Through the African Union, African countries have adopted a common position Energy transition recognizes natural gas as a temporary source of energy. Oil and coal are being phased out, and allow for more investment in renewable energies, including solar and wind.
No to gas
The African Common Position on Energy Access and Transition proposed for adoption by African Heads of State and to be launched at COP27 in Egypt this year comes on the back of the European Union’s recent vote in favour of a new rule that will consider fossil gas and nuclear projects as “green”.
The African Group of Negotiators, (AGN), and the African civil society opposed the plan.

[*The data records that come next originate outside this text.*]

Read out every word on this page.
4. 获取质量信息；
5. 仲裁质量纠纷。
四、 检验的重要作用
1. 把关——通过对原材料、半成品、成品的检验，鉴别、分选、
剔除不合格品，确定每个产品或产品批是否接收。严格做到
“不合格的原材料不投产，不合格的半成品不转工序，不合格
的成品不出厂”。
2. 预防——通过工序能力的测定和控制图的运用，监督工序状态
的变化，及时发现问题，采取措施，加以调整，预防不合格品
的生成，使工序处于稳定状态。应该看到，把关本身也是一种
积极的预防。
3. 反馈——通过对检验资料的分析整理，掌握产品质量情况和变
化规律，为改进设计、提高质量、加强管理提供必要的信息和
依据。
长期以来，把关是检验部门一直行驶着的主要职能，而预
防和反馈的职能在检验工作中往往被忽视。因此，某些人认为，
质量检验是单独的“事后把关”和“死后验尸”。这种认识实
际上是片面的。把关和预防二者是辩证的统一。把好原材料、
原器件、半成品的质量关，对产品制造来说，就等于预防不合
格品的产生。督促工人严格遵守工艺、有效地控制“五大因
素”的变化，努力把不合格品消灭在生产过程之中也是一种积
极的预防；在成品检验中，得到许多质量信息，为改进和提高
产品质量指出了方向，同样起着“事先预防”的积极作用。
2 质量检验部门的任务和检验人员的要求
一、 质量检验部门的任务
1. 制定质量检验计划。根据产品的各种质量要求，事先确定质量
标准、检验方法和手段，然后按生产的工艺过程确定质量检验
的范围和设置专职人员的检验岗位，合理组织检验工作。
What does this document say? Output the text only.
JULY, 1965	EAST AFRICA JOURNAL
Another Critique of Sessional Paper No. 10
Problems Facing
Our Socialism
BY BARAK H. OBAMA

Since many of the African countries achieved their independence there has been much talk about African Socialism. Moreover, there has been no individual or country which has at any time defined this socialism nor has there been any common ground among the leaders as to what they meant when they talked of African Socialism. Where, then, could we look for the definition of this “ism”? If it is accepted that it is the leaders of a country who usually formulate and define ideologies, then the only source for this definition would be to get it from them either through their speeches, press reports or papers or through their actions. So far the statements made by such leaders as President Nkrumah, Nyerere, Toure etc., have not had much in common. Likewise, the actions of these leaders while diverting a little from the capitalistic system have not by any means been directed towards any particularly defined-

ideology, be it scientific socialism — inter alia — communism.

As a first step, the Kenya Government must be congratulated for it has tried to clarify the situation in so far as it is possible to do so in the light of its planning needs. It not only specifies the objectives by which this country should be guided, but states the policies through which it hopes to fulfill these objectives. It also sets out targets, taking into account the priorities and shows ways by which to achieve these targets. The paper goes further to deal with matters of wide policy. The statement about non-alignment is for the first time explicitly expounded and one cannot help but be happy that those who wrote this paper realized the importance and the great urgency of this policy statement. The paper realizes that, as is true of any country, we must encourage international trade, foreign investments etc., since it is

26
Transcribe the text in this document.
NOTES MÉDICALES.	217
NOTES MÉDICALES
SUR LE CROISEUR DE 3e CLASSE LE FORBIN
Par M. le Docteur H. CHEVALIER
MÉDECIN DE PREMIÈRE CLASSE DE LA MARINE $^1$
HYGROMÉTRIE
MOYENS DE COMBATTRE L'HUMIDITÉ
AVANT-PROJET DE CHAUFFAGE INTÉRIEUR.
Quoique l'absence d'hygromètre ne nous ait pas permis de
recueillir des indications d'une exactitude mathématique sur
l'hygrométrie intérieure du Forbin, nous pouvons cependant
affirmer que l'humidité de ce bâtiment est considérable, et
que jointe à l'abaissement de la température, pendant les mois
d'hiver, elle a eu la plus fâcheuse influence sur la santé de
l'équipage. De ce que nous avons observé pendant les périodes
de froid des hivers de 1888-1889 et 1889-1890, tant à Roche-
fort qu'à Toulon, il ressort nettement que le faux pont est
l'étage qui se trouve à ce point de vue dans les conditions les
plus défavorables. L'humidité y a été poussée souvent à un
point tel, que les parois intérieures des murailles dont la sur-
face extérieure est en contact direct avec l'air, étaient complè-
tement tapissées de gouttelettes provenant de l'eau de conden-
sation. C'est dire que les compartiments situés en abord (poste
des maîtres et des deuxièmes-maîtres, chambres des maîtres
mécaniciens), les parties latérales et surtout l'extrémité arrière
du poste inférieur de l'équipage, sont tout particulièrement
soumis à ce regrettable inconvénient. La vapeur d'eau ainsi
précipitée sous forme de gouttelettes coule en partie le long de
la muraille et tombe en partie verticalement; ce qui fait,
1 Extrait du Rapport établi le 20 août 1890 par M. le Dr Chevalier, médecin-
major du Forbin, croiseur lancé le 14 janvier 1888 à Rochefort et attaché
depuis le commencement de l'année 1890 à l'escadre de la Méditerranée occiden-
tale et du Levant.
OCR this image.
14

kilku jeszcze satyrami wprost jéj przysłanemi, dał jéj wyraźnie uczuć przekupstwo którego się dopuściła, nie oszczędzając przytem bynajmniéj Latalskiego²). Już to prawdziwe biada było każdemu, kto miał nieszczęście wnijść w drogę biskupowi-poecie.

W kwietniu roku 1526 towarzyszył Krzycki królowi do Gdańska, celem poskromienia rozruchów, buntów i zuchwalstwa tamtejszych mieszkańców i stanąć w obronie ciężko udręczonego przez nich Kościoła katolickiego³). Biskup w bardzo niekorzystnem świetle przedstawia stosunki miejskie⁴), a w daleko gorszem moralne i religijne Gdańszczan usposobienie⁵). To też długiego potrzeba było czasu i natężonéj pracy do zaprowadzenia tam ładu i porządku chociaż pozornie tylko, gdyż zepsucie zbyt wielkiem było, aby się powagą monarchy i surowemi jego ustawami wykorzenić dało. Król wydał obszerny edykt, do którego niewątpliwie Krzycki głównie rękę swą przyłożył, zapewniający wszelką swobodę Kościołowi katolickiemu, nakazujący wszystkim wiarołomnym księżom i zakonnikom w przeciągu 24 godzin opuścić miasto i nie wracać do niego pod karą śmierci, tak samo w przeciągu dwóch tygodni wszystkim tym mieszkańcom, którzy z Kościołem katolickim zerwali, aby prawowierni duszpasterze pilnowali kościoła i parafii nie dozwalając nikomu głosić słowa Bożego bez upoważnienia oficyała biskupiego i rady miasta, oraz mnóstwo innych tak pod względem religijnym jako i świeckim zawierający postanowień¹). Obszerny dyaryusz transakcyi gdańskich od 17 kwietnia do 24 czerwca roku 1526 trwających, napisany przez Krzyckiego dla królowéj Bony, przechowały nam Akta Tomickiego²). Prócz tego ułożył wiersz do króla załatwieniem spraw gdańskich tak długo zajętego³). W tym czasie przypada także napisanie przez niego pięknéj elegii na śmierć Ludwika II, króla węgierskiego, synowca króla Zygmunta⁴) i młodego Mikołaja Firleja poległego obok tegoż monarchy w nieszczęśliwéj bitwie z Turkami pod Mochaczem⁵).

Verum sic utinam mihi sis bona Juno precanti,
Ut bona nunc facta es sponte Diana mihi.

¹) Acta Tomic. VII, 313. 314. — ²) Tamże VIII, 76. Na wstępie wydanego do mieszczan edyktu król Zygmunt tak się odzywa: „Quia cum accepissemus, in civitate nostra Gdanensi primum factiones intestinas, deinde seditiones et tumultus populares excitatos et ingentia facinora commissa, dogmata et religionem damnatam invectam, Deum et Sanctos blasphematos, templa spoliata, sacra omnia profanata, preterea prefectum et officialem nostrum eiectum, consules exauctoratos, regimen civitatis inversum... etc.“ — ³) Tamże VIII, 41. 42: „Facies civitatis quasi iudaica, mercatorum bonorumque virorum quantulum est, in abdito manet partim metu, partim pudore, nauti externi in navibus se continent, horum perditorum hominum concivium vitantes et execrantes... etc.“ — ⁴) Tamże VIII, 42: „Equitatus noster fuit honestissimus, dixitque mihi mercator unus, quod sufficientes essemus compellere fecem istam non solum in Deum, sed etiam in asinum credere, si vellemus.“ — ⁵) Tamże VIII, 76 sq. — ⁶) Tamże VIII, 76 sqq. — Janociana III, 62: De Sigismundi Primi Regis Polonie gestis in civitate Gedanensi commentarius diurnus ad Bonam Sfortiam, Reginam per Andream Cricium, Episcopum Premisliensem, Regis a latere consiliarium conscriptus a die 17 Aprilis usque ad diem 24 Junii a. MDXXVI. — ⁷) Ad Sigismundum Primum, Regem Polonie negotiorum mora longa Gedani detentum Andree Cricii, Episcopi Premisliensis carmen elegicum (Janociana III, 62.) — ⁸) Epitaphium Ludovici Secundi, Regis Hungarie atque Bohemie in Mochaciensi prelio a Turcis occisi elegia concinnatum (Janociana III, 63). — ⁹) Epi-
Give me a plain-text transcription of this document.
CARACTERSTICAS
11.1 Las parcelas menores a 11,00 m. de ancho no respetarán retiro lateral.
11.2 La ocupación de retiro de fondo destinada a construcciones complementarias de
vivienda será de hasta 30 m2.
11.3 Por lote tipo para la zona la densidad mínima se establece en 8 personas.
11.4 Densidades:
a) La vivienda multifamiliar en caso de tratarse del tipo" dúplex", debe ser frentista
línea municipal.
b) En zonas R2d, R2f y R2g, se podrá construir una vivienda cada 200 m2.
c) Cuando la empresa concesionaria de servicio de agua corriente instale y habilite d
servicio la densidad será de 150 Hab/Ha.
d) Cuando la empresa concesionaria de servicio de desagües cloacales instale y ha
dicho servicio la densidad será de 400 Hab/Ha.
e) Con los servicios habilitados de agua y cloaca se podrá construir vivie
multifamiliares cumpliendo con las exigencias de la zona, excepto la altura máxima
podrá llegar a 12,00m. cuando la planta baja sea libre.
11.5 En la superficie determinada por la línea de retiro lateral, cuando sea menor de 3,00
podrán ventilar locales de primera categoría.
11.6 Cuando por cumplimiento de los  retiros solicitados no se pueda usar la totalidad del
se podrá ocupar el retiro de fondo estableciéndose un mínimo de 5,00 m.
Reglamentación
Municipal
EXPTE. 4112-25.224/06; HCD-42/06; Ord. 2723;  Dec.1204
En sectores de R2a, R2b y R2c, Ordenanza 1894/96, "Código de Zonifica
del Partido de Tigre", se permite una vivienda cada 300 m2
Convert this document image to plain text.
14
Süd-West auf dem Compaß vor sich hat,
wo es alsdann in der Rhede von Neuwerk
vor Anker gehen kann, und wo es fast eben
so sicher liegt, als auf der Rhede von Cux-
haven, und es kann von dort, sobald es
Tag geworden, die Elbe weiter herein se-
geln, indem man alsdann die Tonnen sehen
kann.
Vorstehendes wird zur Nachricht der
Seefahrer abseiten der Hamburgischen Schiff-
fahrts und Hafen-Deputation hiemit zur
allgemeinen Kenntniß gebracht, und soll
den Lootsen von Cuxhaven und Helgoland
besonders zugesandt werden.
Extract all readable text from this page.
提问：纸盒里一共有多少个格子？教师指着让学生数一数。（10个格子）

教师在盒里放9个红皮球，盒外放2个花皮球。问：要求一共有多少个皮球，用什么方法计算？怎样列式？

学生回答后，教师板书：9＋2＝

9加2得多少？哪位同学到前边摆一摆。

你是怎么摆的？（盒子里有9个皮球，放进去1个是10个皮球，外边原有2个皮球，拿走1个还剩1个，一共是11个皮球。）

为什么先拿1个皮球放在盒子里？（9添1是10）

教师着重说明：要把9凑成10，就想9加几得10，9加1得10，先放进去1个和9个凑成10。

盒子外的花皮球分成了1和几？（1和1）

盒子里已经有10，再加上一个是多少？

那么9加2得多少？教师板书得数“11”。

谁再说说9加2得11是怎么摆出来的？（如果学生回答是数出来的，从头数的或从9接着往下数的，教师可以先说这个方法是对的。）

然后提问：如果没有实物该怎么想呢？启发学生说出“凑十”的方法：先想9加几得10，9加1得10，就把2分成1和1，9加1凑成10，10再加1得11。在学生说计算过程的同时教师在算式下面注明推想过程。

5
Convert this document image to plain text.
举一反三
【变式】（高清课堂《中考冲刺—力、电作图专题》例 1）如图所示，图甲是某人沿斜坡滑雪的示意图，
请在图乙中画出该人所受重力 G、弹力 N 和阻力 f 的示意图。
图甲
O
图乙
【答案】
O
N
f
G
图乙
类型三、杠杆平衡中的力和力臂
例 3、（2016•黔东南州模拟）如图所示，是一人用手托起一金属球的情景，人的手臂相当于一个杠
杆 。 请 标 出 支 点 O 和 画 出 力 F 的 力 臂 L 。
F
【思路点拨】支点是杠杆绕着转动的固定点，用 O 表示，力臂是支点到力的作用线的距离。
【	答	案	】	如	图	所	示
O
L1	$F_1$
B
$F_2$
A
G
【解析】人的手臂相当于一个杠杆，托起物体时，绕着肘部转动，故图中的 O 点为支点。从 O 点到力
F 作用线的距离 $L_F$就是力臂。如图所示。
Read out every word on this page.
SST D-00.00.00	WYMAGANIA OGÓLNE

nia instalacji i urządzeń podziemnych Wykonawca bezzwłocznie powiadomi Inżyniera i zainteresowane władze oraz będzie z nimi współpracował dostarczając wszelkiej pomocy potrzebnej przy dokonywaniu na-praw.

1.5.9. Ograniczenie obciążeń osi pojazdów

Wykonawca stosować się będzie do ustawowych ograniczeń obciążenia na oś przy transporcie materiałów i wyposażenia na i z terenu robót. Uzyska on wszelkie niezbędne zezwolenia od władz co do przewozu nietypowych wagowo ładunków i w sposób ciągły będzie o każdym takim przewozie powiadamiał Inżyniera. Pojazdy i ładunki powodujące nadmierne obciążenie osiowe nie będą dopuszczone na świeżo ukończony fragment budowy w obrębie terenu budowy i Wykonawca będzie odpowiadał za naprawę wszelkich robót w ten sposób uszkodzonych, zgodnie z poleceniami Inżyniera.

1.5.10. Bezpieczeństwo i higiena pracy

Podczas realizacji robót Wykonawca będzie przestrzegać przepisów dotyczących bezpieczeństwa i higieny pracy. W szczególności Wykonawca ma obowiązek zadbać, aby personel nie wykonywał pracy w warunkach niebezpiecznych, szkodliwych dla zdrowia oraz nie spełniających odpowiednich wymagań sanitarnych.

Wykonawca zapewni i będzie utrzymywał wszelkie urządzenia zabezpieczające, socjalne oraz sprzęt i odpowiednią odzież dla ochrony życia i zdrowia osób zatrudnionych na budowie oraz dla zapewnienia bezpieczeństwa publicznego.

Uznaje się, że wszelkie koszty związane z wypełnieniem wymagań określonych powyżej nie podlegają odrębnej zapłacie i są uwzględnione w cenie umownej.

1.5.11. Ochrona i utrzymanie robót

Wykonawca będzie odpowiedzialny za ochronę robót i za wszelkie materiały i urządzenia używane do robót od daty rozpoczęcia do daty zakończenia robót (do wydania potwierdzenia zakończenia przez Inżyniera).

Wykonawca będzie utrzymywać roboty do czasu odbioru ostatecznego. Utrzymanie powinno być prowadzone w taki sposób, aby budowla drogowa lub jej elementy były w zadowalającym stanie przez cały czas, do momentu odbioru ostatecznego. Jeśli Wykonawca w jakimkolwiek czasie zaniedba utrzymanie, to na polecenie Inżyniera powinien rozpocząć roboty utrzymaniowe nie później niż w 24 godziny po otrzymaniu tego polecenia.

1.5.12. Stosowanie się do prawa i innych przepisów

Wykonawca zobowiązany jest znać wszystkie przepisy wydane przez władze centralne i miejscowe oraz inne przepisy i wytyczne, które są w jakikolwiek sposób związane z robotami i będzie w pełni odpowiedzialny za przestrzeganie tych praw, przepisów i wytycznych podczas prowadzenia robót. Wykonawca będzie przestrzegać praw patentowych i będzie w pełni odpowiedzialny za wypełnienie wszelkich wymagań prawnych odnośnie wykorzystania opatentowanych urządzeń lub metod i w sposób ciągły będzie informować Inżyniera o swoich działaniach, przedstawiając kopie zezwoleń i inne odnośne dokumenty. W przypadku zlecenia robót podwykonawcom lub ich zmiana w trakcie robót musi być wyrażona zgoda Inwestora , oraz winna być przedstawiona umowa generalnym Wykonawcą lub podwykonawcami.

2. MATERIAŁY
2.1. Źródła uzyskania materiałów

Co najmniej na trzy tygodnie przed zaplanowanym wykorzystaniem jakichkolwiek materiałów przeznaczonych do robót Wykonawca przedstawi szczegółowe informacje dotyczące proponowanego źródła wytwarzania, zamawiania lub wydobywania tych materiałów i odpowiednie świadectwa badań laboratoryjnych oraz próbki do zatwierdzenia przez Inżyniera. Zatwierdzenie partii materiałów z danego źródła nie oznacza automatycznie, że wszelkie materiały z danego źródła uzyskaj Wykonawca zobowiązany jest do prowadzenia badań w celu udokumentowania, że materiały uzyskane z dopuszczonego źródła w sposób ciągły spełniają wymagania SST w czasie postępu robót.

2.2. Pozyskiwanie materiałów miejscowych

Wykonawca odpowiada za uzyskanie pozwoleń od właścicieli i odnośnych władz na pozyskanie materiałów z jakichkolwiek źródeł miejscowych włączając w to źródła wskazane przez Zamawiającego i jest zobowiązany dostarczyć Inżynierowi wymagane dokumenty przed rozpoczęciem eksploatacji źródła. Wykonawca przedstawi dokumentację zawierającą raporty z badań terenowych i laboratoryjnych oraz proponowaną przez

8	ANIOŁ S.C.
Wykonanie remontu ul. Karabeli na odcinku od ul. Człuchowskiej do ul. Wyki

They worry it would detract from Africa’s energy access and transition goals while locking the continent into fossil fuels for decades.
“Africa is blessed with abundant wind, solar, and other clean, renewable energies. African leaders should be maximising this potential and harnessing the abundant wind and sun, which will help boost energy access and tackle climate change,” said Mohamed Adow, Director of Power Shift Africa.
Lorraine Chiponda, Africa Coal Network Coordinator, said the acceleration of gas projects in Africa was another colonial and modern ‘Scramble and Partition of Africa’ among energy corporations and rich countries.
While Omar Elmawi, coordinator of #StopEACOP, commented, “Africa needs to wake up and stop behaving like (it’s) Europe’s petrol station and always looking at resolving their (developed nation’s) energy problems. It is time to think collectively about what’s best for the continent and its people. This is a continent ripe with renewable energy potential.”